With their high-energy garage rock, Tijuana Panthers are sure to keep you warm through the harsh winter.

With winter in full effect, these hot bands may be our only saviours

Montreal becomes a desert in January and February because the tired tires on a band’s tour van can’t trudge through the mounds of snow. They’re right to stay away—Montreal is less inviting when the cold is biting. Here are bands we can only dream of coming to our city-size freezer and whose songs will keep you warm—but not literally.

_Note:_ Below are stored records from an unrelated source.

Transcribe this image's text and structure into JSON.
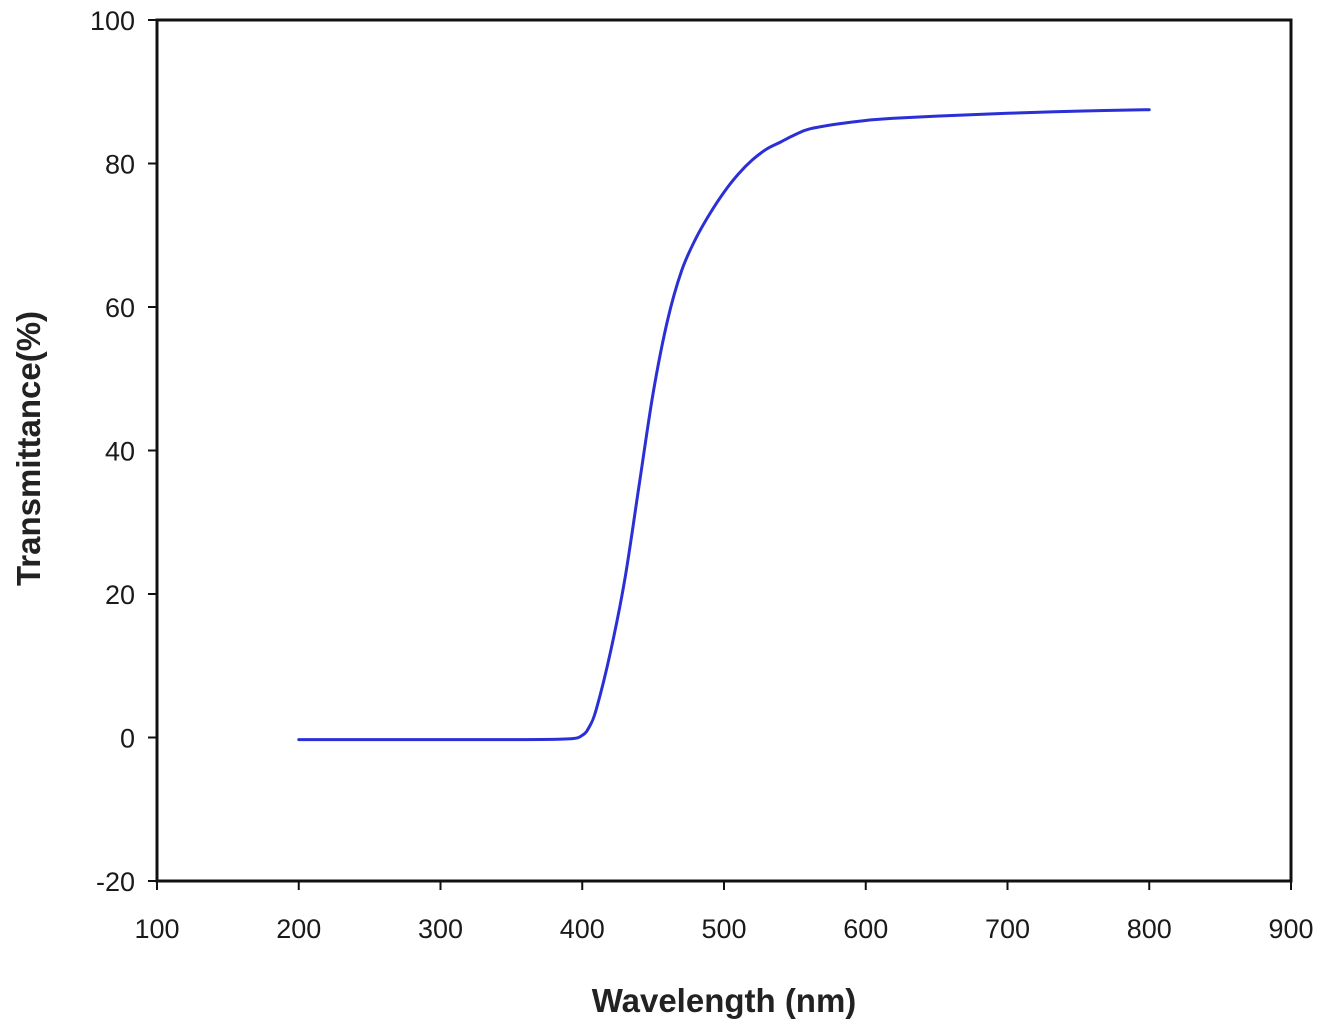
{
  "chart_data": {
    "type": "line",
    "title": "",
    "xlabel": "Wavelength (nm)",
    "ylabel": "Transmittance(%)",
    "xlim": [
      100,
      900
    ],
    "ylim": [
      -20,
      100
    ],
    "x_ticks": [
      "100",
      "200",
      "300",
      "400",
      "500",
      "600",
      "700",
      "800",
      "900"
    ],
    "y_ticks": [
      "-20",
      "0",
      "20",
      "40",
      "60",
      "80",
      "100"
    ],
    "x_tick_values": [
      100,
      200,
      300,
      400,
      500,
      600,
      700,
      800,
      900
    ],
    "y_tick_values": [
      -20,
      0,
      20,
      40,
      60,
      80,
      100
    ],
    "grid": false,
    "legend": "none",
    "series": [
      {
        "color": "#2a2fd6",
        "x": [
          200,
          250,
          300,
          350,
          390,
          400,
          405,
          410,
          420,
          430,
          440,
          450,
          460,
          470,
          480,
          490,
          500,
          510,
          520,
          530,
          540,
          550,
          560,
          580,
          600,
          620,
          650,
          700,
          750,
          800
        ],
        "y": [
          -0.3,
          -0.3,
          -0.3,
          -0.3,
          -0.2,
          0.3,
          1.5,
          4,
          12,
          22,
          35,
          48,
          58,
          65,
          69.5,
          73,
          76,
          78.5,
          80.5,
          82,
          83,
          84,
          84.8,
          85.5,
          86,
          86.3,
          86.6,
          87,
          87.3,
          87.5
        ]
      }
    ]
  }
}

With their high-energy garage rock, Tijuana Panthers are sure to keep you warm through the harsh winter.
With their high-energy garage rock, Tijuana Panthers are sure to keep you warm through the harsh winter.

Heaters

Crank up Heaters to warm your winter. This Michigan trio lays down a thick layer of grainy psychedelia that’ll coat you with warmth like a cozy coat. Contrasting clean 1960s rock and roll riffs with crunchy vocals you won’t understand a word of, Heaters aren’t afraid to turn beach music into something grittier. Their 7-inch Mean Green, released in April 2015, is available for sale on Bandcamp for US$7.50 if you’re willing to lower your hydro bill and live off the heat you’ll make from dancing. “No Fuss” off the album is a jangly mid-tempo song that’s as dreamy as it is grimy.

 

Tijuana Panthers

It’s been said that if you put cocaine on your rider in Tijuana, the venue delivers. Tijuana Panthers’ music is euphoric in a similar way. This Long Beach, CA, trio channels the energy from barreling Long Beach waves and serves up a garage rock sound sick with nostalgia. Their latest album, POSTER, sounds like Brit pop set out to lay in the California sun only to shrivel in the sand and soak in a pool. POSTER travels back to bygone eras of danceable garage pop. Book a ticket to the warmer coast with a listen to “Boardwalk,” and strap in for some California romanticism.

 

Elvis Depressedly

Even though Elvis Depressedly hit up Montreal in October of last year opening for The Front Brothers, this king of sulky lo-fi pop deserves to be the main attraction. A song like “New Alhambra,” off the 2015 album of the same name, is the perfect soundtrack to a day spent inside avoiding a storm. Working with wobbly melodic guitar and often employing broken equipment, frontman Mat Cothran sings languidly about being depressed and feeling a lot of things, or feeling nothing at all. Let Elvis Depressedly’s simple yet poignant lyrics lull you into your warm winter coma.

 

Ween

In a statement announcing their Colorado reunion shows, this infamously weird duo said that the shows are “going to be fucking mind-blowing.” A mix of strange pitch modulation and effects, some of the oddest most unnecessarily descriptive lyrics, and rock and roll melodies that resemble the end result of Pink Floyd stuffed into a meat grinder, seeing Ween perform is like spotting the rarest bird in the Amazon. The oddities and combined musical prowess that sprouted their cultish fan base will keep your ears busy for days while you try to decipher exactly what the hell is happening on their albums.